Welcome to our New Forums!

Our forums have been upgraded and expanded!

Welcome to Our New Forums

  • Our forums have been upgraded! You can read about this HERE

Bilim neden ölür ve ölüm nasıl üstün gelir.

Chlorophyll

Member
Joined
Oct 1, 2019
Messages
62
Evren bilimi son olarak aldığı bakış ve sorgu ile kapsamlanır. Kapsamlanmak bu noktada sözün bittiği yer demektir. Evreni bilirken, anlamlandırma ve kullanma yöntemlerini esas alırız. Dirayetin evrimleşebildiği esas noktayı evrimleşmek kavramını bilmek ve evrimi diğer şeyleri anlamak açısından kullanmak şeklinde niteleyebiliriz. Bu bahis evreni anlarkenki son bahistir. Bu anlamdan ifade şu şekilde örneklenebilir. Bilinç taşıyan varlık esasında zaten bir şeyleri anlamış vaziyettedir. Lakin bunlar "idea" yani kalıplar şeklini temsil eder. Dolayısıyla bu konuda ilerlemek bilinç taşıyıcısı için yapı kazanmak veya evrilmek değil öğrenmek ile mümkündür. Bu durumun en basitleştirilmiş örneği zaten ışığı tanıyan bir göze karanlığı "tanıtmak" için o gözü evriltmek değil o göze karanlığı anladığı dilden anlatmak gerekir. (Çünkü zaten ışığı tanıyan göz karanlığı da tanıyordur. Tanıdığı bir şeyi tanımak eylemini gerçekleştirmesi için sadece deneyimlemesi ve farkında olması gerekir.)

Evrenin ve dolayısıyla her dünyanın bir kanunu vardır. Bizim savaşımız ve ilkelerimiz doğrultusunda bu kanunlar olduğu gibi kalmalı ve etrafında dönülmesi lazım gelen şeylerdir. Yani biz bu kanunları kabul eder, kesinlikle değiştirmez, (Doğayı korumak ve saymak usulünün gereği), yalnız bu kanunlara göre inşa oluruz. Buradan hareketle ilk paragrafta belirtilen evrimleşilmesi gereken alan ve tanınması gereken alanları kesin bir çizgiyle ayırabiliriz. Örnek olarak üzerinde yaşadığımız dünyanın kanununa saygıyla hareket ettiğimizde ilerinin, ruhsal ve emeksel üstünlük olduğunu hepimiz biliriz. Lakin nelerin ruhsal ve emeksel üstünlüğü ifade ettiğini öğrenmemiz gerekir. Bizim kaygılarımız ve tam anlamıyla türümüz gereği bu durum kutsaldır ve bu bilim ile asla ve asla örtüşmezliğe heveslenmeyiz.

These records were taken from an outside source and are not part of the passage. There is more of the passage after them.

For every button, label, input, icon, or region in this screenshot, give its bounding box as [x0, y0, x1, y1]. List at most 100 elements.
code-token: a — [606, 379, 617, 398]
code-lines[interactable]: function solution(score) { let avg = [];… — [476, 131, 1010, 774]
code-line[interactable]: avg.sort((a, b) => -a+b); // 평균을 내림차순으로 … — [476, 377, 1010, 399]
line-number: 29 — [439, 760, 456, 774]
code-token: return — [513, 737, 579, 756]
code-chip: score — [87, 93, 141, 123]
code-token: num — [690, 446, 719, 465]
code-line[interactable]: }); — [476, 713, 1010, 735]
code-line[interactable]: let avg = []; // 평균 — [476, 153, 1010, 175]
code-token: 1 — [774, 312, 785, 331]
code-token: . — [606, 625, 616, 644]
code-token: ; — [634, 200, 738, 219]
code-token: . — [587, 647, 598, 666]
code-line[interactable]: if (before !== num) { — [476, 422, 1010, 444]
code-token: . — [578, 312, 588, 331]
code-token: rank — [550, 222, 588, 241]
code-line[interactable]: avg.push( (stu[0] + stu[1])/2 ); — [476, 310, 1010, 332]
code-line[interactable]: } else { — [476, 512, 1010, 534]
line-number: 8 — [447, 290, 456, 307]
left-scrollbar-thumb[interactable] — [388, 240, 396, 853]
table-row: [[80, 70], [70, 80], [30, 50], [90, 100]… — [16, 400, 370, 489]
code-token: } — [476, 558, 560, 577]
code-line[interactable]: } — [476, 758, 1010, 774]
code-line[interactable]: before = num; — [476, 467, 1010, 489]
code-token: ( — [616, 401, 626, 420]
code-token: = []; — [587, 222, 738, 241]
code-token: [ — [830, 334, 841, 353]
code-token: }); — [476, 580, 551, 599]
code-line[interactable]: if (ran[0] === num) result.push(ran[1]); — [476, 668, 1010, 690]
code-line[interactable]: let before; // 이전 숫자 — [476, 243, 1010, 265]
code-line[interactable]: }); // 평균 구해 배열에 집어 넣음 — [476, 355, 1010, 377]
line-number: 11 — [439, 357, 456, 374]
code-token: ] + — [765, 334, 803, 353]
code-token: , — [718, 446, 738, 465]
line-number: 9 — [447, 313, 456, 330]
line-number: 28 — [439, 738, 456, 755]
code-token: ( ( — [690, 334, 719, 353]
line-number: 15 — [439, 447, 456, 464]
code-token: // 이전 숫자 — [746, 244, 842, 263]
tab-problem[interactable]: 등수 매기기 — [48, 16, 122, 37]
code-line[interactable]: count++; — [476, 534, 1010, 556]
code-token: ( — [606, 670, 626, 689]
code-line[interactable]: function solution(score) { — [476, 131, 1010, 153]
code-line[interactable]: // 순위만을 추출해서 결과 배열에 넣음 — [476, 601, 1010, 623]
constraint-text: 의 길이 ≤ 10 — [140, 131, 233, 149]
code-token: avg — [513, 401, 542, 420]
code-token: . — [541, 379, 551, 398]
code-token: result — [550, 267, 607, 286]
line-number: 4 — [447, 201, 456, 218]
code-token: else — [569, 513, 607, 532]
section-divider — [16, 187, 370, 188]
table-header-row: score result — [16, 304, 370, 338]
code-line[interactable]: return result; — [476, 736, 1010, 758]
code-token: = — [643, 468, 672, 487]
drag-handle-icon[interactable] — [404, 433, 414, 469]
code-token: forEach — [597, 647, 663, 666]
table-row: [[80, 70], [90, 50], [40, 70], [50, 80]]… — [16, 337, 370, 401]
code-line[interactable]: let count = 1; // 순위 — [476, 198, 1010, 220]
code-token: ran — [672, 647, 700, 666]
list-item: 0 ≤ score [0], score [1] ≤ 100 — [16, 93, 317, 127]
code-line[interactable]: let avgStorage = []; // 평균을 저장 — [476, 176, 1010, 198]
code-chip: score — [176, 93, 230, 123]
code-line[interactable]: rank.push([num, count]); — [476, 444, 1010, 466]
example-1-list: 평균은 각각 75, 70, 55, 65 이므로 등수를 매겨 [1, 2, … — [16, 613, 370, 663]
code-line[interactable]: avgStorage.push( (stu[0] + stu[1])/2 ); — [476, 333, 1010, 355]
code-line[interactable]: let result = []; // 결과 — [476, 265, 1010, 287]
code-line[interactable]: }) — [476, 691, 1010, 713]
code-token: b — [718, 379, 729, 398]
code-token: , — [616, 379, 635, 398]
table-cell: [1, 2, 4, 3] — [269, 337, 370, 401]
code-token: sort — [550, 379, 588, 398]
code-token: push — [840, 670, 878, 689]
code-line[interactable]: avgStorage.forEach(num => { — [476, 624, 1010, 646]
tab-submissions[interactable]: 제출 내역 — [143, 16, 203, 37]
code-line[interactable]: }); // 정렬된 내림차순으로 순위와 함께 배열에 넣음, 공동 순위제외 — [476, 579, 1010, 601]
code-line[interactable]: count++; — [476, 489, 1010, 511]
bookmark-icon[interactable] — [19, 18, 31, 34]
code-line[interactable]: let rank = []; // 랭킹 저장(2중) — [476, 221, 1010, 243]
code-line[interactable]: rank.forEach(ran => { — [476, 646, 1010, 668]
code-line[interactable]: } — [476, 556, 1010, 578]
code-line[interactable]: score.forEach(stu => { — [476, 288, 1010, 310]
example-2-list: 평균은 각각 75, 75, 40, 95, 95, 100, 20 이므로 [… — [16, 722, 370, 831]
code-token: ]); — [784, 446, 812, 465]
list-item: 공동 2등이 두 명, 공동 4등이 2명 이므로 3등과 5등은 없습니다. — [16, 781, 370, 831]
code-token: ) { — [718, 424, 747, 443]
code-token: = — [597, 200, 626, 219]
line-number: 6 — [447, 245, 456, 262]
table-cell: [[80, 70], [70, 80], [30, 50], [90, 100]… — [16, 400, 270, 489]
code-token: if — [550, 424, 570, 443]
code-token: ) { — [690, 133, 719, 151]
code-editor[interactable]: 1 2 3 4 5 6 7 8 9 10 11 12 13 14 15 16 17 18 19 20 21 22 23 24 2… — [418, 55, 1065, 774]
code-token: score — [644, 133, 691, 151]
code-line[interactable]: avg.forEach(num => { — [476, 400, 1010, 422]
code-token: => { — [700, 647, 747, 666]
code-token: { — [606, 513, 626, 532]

Savaşın en nihai aşamasında, aslında çıktığı da ilk noktada bu kanunlarla oynanmışlık ve bunların "çirkin" niteliklerle değiştirilmişliği; savaşan, uğraşan, çabalayan ve en önemlisi büyüyen her Satanistin yüzleşmekle ne yazık ki zorunda kaldığı bir durumdur. Ne yazık ki'si yakın tarihte değişecek olan bu olayın temsil ettiği ve bize anlattığı şey şudur; Sizin evriminiz gereği tanıdığınız ve tanıştığınız kanunlar bu dünyada geçmez. Eğer ki bu dünyada bir şeyler başarmak istiyorsanız bu dünyanın kanunlarına ve bu dünyanın "sahte bilimine" itaat etmelisiniz. Bunu basit bir örnekle anlatmak için şu bahsi yapmak gerekir. Her insan için aşk farklı bir anlam taşır lakin aşk her zaman aşktır. Aşkın evren üzerinde "savaş", "kavga", "alçaltmak", "sövüşmek", "kapışmak", ve en belirgin haliyle "ayrılık" niteliklerini taşıdığı bu dünya dışında hiç bir yer yoktur. Zaten bu dünyada da artık böyle değildir. Lakin bazılarımızın tecrübe ettiği kadarıyla bu böyle idi. Aşk için çabalarken gerçekten hata yapmamamıza rağmen yani tüm şartları "mutlak" bir şekilde karşılamamıza rağmen yine de bulduğumuz şey aşk olamıyordu.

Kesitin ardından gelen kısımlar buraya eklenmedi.